Ross King, Defiant Spirits: the Modernist Revolution of the Group of Seven, (Vancouver: Douglas and McIntyre, 2010), 492 pp.

Ross King may not be known to most Canadians, but he should be. An experienced writer and historian, he has produced several well-researched and gripping histories ranging from Machiavelli to Leonardo da Vinci to French Impressionists. Each book immerses the reader in the world of their times. In his art histories, such details reveal how art is deeply rooted in the societies and cultures of the artists. His work focusing on Canadian art, Defiant Spirits, examines the formation of one of the most well-known artistic communities of Canada: the Group of Seven.

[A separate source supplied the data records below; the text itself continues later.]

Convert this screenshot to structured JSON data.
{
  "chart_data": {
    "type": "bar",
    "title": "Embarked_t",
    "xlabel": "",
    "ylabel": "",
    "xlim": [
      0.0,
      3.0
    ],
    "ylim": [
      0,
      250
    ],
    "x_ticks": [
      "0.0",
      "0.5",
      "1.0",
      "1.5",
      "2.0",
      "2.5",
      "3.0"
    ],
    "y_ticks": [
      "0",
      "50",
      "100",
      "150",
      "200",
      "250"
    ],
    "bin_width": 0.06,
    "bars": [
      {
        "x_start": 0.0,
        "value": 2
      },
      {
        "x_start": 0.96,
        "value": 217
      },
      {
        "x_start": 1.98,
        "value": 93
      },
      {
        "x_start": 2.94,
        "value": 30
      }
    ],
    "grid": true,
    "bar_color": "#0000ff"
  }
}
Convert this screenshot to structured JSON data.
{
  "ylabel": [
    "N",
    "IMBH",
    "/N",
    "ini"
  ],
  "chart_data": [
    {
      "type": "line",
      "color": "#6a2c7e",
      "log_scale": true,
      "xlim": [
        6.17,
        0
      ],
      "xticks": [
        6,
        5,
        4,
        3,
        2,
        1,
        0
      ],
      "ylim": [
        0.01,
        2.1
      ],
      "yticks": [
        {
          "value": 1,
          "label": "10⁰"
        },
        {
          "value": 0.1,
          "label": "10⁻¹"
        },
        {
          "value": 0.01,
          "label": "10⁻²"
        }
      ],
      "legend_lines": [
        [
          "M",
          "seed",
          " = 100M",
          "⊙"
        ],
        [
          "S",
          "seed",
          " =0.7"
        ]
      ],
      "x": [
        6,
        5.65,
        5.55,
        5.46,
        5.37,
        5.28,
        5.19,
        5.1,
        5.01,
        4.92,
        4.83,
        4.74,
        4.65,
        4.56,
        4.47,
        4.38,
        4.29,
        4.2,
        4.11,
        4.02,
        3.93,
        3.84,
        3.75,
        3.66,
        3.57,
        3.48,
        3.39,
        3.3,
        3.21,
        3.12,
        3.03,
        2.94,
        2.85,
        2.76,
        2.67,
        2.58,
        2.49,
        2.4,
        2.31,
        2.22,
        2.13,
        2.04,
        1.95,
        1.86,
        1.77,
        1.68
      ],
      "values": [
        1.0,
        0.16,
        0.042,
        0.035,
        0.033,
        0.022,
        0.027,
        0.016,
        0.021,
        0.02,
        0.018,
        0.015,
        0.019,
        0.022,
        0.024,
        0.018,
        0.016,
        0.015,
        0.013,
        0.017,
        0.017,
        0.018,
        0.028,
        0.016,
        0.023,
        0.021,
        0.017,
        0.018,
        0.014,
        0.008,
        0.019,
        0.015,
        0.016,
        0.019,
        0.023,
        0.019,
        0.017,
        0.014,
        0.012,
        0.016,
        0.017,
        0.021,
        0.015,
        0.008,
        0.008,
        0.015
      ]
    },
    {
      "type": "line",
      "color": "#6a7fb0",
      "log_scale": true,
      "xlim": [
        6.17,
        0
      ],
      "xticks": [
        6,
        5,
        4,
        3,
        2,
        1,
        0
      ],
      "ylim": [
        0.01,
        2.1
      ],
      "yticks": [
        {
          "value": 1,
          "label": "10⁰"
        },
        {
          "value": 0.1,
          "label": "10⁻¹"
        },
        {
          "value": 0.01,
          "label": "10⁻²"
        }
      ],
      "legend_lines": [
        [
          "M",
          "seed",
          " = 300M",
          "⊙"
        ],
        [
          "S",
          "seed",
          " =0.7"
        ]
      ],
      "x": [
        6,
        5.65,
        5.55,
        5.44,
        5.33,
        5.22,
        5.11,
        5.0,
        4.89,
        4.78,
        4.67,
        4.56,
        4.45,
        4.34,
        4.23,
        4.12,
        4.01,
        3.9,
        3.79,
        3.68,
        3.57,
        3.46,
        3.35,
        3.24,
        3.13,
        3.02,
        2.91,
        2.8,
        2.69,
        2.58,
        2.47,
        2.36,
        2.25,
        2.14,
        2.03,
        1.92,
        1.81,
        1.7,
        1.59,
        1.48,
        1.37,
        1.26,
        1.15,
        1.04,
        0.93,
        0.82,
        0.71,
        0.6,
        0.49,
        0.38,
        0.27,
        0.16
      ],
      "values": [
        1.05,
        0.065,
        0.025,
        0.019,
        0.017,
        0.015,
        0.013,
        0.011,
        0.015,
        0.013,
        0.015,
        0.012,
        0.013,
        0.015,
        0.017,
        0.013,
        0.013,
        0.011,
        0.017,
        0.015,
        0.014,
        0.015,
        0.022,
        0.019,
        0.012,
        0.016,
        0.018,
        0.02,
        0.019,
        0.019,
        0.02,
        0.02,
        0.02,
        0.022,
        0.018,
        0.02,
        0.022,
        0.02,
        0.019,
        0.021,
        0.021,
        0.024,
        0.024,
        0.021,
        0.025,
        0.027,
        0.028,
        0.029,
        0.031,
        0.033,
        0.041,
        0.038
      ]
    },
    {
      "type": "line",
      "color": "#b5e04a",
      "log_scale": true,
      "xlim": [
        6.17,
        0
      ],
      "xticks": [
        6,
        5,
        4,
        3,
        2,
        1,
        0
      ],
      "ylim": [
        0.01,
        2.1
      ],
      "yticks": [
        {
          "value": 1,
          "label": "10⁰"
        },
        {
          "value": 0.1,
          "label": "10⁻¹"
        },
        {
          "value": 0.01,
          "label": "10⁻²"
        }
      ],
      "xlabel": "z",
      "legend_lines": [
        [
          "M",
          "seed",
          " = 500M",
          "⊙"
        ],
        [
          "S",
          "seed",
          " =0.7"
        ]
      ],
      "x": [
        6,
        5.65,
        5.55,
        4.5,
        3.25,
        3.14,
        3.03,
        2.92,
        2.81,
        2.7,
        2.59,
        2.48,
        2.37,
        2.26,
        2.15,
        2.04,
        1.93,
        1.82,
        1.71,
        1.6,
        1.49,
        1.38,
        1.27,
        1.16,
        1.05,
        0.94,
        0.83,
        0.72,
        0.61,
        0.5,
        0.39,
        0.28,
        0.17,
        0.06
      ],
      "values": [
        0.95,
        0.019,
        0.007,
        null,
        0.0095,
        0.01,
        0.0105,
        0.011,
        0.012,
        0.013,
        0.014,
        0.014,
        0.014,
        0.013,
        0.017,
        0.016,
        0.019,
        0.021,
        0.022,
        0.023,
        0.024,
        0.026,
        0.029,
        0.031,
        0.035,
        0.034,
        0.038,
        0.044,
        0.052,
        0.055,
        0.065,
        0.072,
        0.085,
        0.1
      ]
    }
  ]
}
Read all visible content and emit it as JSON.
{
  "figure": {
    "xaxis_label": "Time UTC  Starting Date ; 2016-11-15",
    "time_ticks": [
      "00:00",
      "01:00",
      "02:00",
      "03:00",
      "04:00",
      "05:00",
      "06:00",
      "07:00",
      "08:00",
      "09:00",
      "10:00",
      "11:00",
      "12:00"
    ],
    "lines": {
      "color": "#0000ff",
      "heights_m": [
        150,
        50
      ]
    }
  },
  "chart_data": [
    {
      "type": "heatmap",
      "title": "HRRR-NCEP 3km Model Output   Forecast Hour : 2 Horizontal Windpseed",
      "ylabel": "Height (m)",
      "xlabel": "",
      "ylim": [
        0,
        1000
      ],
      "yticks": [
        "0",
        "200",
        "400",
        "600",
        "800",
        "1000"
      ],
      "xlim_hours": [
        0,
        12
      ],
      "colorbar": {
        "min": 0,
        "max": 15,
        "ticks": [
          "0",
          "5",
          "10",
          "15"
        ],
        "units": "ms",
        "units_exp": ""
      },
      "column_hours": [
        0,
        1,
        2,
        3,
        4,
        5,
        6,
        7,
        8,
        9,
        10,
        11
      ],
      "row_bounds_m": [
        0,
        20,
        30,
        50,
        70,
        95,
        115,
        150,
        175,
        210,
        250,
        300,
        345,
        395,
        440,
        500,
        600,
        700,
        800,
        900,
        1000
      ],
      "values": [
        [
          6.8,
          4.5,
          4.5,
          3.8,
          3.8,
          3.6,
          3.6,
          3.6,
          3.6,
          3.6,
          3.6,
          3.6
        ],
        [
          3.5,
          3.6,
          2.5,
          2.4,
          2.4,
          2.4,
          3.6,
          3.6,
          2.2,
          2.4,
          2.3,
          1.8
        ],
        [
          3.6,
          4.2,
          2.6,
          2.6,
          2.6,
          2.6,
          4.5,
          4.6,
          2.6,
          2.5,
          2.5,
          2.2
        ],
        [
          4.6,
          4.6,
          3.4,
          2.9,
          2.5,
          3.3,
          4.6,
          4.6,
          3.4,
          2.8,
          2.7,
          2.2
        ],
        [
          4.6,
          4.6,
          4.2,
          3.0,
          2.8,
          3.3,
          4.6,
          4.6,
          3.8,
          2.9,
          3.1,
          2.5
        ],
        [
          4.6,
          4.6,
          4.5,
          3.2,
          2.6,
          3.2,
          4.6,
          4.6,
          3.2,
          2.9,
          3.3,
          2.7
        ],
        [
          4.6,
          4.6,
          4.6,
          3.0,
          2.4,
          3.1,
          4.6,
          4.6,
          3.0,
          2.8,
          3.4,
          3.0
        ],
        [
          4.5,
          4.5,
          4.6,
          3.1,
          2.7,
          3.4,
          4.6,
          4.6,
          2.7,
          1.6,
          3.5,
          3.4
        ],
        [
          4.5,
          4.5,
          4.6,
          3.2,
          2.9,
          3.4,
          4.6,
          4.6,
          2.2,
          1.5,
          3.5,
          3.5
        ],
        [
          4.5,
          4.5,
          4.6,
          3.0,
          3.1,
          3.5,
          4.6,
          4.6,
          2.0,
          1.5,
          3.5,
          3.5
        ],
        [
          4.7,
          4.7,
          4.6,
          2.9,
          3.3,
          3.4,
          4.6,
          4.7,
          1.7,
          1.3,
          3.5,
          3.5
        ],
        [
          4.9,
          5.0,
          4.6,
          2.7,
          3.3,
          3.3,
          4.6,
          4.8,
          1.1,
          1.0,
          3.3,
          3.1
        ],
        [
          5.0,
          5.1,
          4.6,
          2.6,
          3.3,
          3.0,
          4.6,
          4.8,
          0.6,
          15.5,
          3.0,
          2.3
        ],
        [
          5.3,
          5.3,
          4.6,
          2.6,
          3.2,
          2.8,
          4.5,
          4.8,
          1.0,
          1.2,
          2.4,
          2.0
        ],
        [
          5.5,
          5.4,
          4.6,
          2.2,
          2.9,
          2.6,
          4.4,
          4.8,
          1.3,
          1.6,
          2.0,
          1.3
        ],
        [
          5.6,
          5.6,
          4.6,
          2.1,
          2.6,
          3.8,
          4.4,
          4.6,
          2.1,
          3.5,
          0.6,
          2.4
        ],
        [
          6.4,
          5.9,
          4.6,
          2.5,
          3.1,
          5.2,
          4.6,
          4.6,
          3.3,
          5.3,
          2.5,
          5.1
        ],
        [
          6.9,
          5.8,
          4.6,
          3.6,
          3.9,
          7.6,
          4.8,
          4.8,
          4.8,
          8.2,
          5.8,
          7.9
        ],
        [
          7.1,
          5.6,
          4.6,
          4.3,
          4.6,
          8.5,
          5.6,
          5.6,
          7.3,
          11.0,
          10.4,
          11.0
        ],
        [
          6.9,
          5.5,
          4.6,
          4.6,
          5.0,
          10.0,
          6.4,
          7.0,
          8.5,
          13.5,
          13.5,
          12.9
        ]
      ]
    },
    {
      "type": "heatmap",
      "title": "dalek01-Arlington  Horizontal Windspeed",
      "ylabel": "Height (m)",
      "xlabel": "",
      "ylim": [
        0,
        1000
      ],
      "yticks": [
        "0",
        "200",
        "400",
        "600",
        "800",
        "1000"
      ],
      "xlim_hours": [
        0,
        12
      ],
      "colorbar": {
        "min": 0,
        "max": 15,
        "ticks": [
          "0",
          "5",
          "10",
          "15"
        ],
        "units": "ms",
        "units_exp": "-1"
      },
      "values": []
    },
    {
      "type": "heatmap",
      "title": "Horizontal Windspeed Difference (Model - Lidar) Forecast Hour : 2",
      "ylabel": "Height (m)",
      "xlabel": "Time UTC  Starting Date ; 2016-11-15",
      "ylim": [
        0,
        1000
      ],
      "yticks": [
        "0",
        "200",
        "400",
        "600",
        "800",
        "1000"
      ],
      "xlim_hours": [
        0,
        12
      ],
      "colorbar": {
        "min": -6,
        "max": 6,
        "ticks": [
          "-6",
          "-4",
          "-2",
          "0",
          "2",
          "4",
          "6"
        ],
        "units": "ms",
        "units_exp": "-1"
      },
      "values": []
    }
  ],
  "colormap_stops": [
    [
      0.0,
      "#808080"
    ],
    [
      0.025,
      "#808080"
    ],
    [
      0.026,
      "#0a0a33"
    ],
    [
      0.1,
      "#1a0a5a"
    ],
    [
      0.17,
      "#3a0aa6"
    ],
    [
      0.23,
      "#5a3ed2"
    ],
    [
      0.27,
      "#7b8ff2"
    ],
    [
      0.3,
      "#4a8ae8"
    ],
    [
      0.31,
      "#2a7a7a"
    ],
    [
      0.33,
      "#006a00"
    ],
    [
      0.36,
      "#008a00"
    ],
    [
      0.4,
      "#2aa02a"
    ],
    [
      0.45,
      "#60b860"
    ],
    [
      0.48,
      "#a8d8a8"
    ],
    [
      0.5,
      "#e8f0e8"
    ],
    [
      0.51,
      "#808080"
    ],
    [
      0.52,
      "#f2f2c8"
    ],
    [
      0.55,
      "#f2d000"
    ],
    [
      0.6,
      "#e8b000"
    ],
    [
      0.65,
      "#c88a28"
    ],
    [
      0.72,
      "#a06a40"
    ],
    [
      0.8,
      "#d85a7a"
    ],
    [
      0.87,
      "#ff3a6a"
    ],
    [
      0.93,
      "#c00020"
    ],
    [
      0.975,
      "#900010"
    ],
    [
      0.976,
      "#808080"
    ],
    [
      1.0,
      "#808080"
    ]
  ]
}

King expertly leads the reader through the aspiring careers of Canadian artists, their personal stories, the Canada in which they lived, and larger movements in the international art scene that surrounded them. The book opens long before the Group of Seven formed, with graphic artists Tom Thompson arriving in the stark wilderness of Algonquin Park in 1912 to fish, hike, and paint. It was his first foray into capturing the Canadian landscape in a uniquely Canadian style. Algonquin Park epitomized the national mythology of Canada's hard environment: a “hostile and unforgiving land that dictated the terms of human existence.” (17) A growing circle of painters formed around the employees of the Toronto design firm, Grip Ltd. It was there Tom Thomson met J.E.H. Macdonald, Arthur Lismer, Fred Varley, A.Y. Jackson and Lawren Harris, and others. Together they were determined to bring new life into the depictions of Canada's expansive wilderness. Canadian art was mostly sombre landscapes and painters like Homer Watson and Horatio Walker failed to distinguish themselves from European or American artists. But in the years before and during the First World War, this younger group of artists began to experiment with the new European styles they saw emerging in France, Scandinavia and Italy.

Though they encountered resistance from the art establishment of Toronto and Montreal, select patrons like Sir Edmund Walker of the National Gallery allowed what was then called the Algonquin Park School to flourish. Yet just as they began their forays into new fusions of European styles, the First World War broke out in August 1914. Several of the group, like A.Y. Jackson and Lawren Harris, enlisted. Jackson was wounded but eventually joined the ranks of the Canadian War Records Office headed by Max Aitken (Lord Beaverbrook) alongside other Canadian artists. They were tasked with producing a Canadian artistic record of the war and encouraged to work in their own Canadian style. Though Tom Thompson's death (a mystery to this day) was a heavy blow for the Algonquin School in 1917, the opportunity for others to paint the terrible scenes of the war saved them from trench fighting and allowed them to work professionally as artists. A new way of war required a new art to convey it.

Despite the interest in some members of the Group of Seven's work during the First World War, the years immediately afterwards back in Canada were again hostile to innovative artistic styles. In May of 1920, the artists held an exhibition in Toronto and decided they had to escape the geographic limitation of the “Algonquin School.” Their new name, the Group of Seven, evoked other dissident artist movements. More importantly though, it was rebranding matching their “ambitions to bestride the national stage.” (330) The group saw themselves as “patriots and populists whose landscapes were meant to appeal to all Canadians as Canadians and to foster a sense of beauty in everyone.” (337) Only in the late 1920s and after their dissolution in 1932 did their work rise to prominence in Canada itself.

For decades the Group of Seven were heralded as icons of Canadian culture, but, King argues, their importance has diminished for contemporary Canadians. Their paintings of Canadian wilderness does not resonate with a society more enamoured with Canada's immigration and ethnic diversity. King writes that the “patriotism and nationalism that they promoted are seen by many outdated and unattractive ideologies.” (418) Today Canadians do not imagine a synchronicity between their national identity and the environment. Still, he reminds his readers in the final pages of the book that regardless of criticisms of the Group of Seven's work, they remain examples of powerful, beautiful works of art that articulated one vision of the Canadian nation.